Based on my thesis evaluation of their previous manual, Aggredi uses social constructionism by embracing their clients’ narratives as “truth” that happens “here and now” during their client meetings. Aggredi aims to create a space that is free from assumptions related to “violent criminals”, and allows the client to define their own identity, thus freeing them from possible labels related to their criminal past (Jauhiainen, 2019). In theory, Aggredi creates a space where identity is defined in the moment, and labels are removed. Using this kind of theoretical explanation in the handbook seems useful enough, right? Only in theory, I soon noticed. Firstly, while the workers view every client narrative as defined in the moment, they also make good use of previous knowledge of their clientele’s needs to provide the best support they can. Secondly, while the meetings in Aggredi aim to be label-free, the outside world may not be. Facing these limitations with merging theory and practice, I realized that putting the practitioner’s work of supporting ex-offenders in their everyday-life into words requires the use of the theories in a limited but clear context. In other words, I need to write clearly about how the theories meet the practice to allow them to engage with reality while not abandoning their complexity.
What did that mean for this example? On translating the idea of social constructionism to this handbook, it meant writing about a worker’s balance between drawing on their learnt knowledge while not making assumptions about their clients and allowing them to speak for themselves. Translating the idea of labeling meant describing the necessity of aiming for a space free from stereotypes about violent offenders, while acknowledging the many challenges ex-offenders face in reintegration to society.

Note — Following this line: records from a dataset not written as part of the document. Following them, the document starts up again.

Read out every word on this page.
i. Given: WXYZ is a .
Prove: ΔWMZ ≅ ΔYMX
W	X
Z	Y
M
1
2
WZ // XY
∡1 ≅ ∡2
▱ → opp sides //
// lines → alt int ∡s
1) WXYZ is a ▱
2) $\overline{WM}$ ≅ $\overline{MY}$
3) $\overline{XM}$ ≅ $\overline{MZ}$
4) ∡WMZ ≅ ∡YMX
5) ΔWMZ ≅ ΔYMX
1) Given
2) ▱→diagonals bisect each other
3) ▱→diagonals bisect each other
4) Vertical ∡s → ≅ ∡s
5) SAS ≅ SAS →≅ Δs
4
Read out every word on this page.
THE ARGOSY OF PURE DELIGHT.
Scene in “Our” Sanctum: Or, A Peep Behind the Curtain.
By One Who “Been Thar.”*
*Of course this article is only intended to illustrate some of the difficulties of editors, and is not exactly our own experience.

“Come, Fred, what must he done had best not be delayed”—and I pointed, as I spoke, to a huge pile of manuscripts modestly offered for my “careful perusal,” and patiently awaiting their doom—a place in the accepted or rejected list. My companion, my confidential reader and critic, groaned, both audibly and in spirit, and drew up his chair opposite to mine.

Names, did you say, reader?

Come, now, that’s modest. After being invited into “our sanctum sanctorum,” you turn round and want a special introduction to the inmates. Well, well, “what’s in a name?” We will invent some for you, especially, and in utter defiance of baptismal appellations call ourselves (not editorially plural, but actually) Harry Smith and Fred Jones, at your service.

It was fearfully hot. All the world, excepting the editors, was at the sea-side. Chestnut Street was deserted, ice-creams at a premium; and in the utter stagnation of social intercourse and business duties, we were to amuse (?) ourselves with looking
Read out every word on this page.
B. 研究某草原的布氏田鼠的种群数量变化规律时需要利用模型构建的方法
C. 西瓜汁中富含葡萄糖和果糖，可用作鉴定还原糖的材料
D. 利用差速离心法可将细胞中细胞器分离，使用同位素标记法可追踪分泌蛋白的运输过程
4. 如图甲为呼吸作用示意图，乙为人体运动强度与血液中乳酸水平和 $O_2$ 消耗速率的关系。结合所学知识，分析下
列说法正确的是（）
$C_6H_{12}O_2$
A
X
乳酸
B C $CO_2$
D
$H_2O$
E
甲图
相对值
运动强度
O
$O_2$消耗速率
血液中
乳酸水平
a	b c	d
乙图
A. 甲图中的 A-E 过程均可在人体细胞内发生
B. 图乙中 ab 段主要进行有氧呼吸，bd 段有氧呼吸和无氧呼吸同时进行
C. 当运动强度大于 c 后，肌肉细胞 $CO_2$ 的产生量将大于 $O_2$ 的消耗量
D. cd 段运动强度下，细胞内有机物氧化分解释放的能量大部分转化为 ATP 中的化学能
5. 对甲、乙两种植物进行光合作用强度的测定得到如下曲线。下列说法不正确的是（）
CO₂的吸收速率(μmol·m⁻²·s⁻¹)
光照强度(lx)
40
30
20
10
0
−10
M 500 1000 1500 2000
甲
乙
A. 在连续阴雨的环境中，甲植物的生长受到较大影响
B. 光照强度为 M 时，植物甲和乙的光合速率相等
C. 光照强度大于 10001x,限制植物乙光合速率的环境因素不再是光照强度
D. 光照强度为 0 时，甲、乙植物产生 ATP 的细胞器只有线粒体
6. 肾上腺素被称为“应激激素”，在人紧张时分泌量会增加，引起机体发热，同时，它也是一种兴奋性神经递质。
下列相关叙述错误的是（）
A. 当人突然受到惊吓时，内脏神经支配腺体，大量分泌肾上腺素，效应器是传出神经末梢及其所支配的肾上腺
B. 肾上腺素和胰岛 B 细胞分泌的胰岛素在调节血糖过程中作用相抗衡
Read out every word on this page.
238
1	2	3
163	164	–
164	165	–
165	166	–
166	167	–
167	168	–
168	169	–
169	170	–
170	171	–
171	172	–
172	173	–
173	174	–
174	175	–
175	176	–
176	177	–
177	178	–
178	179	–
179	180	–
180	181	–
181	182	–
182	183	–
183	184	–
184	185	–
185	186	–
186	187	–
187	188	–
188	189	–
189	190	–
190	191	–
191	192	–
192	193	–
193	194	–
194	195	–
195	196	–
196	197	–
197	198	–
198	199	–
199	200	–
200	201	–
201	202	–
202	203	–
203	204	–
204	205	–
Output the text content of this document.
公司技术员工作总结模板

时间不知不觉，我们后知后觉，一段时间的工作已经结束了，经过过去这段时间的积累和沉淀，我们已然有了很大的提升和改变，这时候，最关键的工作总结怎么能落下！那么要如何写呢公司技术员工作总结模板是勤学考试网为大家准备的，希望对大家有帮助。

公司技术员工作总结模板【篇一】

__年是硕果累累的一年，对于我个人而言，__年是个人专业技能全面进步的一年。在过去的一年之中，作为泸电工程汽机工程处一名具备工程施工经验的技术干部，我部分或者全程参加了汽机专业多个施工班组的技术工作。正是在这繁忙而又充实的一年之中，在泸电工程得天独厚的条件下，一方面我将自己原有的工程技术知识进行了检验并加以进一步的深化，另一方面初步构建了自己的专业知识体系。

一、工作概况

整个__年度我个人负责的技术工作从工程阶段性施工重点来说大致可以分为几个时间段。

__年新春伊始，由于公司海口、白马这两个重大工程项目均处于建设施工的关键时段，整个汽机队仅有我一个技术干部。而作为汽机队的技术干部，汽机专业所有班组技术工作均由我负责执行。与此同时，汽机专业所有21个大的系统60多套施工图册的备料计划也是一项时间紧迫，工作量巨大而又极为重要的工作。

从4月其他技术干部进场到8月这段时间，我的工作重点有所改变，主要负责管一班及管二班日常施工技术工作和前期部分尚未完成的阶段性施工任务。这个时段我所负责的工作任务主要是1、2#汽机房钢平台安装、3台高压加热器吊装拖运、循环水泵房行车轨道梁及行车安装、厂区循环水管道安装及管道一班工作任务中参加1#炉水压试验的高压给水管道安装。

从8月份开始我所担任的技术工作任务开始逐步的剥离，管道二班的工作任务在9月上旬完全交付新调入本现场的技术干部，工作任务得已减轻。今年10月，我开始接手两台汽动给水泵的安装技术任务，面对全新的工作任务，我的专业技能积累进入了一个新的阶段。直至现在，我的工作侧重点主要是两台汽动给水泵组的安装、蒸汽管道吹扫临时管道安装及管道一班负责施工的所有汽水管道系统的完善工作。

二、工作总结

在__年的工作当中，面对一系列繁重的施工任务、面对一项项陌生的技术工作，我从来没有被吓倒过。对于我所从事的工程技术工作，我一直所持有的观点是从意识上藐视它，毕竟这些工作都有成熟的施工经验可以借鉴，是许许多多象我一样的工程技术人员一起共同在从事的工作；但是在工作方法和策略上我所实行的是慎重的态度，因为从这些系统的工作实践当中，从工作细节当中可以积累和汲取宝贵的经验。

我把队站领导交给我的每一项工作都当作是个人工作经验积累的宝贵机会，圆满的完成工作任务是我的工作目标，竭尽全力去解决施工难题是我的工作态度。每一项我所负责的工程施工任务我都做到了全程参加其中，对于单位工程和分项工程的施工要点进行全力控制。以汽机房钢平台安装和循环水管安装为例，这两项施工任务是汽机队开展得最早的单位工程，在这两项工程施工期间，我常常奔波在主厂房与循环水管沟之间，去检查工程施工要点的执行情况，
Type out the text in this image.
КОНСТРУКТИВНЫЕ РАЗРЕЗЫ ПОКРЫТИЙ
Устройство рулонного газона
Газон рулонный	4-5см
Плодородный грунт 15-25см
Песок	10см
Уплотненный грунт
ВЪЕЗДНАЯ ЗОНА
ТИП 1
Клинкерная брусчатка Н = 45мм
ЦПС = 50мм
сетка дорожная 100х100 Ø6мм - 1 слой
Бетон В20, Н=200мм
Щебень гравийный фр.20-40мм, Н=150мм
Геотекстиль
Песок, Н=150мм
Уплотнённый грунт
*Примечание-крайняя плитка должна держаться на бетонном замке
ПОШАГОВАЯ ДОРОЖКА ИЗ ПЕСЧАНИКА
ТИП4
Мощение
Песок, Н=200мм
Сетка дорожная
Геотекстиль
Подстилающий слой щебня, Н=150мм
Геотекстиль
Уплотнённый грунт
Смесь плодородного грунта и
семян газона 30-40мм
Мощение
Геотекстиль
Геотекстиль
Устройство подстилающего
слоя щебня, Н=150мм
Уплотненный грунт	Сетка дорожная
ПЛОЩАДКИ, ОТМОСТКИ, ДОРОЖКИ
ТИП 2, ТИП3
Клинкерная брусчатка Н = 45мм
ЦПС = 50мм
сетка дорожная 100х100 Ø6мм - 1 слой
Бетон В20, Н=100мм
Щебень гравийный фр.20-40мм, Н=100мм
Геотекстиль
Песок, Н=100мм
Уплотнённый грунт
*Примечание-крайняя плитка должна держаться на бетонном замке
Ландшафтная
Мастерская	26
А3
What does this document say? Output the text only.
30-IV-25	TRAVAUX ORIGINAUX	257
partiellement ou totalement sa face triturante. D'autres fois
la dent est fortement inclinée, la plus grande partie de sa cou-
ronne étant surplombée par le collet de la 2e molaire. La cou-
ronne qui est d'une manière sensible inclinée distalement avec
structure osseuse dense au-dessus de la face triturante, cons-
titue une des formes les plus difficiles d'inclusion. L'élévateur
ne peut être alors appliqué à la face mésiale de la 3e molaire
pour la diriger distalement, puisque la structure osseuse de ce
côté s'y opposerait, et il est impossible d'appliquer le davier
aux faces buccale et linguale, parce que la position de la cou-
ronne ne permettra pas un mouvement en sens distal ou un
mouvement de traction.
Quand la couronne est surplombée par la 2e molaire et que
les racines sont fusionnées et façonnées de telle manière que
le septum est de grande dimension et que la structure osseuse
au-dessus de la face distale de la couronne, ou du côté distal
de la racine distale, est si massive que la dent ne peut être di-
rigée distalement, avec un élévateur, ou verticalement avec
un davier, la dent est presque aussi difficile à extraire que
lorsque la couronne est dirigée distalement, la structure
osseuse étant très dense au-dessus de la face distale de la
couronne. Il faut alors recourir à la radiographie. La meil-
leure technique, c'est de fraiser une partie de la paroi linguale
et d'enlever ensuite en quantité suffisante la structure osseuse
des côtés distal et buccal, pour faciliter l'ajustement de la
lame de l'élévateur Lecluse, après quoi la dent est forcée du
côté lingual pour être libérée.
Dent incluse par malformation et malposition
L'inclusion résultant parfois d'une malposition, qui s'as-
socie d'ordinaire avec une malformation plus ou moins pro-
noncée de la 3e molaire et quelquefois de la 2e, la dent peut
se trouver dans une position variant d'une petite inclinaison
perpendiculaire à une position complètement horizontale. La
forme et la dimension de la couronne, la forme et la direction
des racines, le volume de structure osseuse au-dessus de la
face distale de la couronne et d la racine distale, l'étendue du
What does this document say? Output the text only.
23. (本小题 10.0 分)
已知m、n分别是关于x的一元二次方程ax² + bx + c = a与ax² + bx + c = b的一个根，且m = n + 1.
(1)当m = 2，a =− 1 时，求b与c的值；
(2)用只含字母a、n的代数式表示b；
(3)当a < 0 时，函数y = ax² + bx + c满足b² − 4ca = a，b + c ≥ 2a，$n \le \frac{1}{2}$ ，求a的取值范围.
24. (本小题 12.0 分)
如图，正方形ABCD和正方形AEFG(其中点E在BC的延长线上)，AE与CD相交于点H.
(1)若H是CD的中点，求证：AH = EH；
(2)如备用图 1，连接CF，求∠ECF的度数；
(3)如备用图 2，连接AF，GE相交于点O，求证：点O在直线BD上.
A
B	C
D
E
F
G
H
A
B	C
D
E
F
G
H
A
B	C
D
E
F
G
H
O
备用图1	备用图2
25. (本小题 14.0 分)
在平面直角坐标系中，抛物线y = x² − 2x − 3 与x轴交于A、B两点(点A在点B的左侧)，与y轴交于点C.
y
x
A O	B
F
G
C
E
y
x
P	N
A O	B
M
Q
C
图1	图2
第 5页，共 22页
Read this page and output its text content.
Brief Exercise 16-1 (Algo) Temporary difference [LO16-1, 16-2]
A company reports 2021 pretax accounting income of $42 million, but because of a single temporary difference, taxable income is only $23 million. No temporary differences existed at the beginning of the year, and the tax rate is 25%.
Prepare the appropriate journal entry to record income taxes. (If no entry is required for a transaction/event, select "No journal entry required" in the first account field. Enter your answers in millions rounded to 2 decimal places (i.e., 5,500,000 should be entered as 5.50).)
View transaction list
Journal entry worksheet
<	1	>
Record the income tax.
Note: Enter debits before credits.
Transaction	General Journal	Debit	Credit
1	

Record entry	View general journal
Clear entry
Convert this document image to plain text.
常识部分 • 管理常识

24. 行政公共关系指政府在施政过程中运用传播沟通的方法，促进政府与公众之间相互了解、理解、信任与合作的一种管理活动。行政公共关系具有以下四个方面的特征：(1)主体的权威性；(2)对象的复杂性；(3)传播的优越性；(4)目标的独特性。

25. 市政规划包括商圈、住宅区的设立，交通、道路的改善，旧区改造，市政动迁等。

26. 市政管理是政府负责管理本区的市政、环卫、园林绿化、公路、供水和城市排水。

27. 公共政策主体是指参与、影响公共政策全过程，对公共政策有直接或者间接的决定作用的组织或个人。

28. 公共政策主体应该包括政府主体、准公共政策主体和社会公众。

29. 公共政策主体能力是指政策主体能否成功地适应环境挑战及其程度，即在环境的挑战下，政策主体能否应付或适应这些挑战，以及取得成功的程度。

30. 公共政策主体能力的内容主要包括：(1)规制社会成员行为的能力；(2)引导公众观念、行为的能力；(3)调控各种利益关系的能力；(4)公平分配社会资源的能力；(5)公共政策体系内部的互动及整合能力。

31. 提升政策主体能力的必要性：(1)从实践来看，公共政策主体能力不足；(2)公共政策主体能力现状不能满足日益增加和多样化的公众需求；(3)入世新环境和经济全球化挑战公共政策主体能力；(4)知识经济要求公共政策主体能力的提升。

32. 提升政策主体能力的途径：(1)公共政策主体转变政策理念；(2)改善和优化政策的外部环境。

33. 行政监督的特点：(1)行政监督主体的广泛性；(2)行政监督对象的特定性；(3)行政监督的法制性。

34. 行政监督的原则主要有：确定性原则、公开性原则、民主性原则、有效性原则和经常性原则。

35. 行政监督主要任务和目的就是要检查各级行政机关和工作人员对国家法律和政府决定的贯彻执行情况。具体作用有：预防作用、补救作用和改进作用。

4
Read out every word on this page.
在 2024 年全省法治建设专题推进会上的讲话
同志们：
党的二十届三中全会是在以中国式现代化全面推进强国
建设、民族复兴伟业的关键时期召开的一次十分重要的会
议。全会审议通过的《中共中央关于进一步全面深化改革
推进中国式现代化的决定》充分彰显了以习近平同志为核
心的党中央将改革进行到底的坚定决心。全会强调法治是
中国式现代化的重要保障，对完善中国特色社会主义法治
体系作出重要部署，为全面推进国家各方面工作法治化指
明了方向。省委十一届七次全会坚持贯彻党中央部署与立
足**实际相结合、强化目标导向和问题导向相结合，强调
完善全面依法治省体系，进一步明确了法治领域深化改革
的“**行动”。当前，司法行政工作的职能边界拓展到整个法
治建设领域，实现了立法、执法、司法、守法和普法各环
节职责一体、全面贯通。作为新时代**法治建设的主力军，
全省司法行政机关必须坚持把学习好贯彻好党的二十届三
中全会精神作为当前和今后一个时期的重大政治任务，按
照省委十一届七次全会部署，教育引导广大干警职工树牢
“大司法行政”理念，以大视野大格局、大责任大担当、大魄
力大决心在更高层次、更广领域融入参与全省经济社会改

Applying theories to practice is an important step for developing research, as they continue to be translated in ways that both shapes and is shaped by their audience. Writing in phrases that are understood while maintaining the true meaning of what’s explained will probably still remain a difficult task. As criminologists, we need to continue to address these challenges of translation to ensure that researchers and practitioners respective knowledge is understood, and most importantly, shared.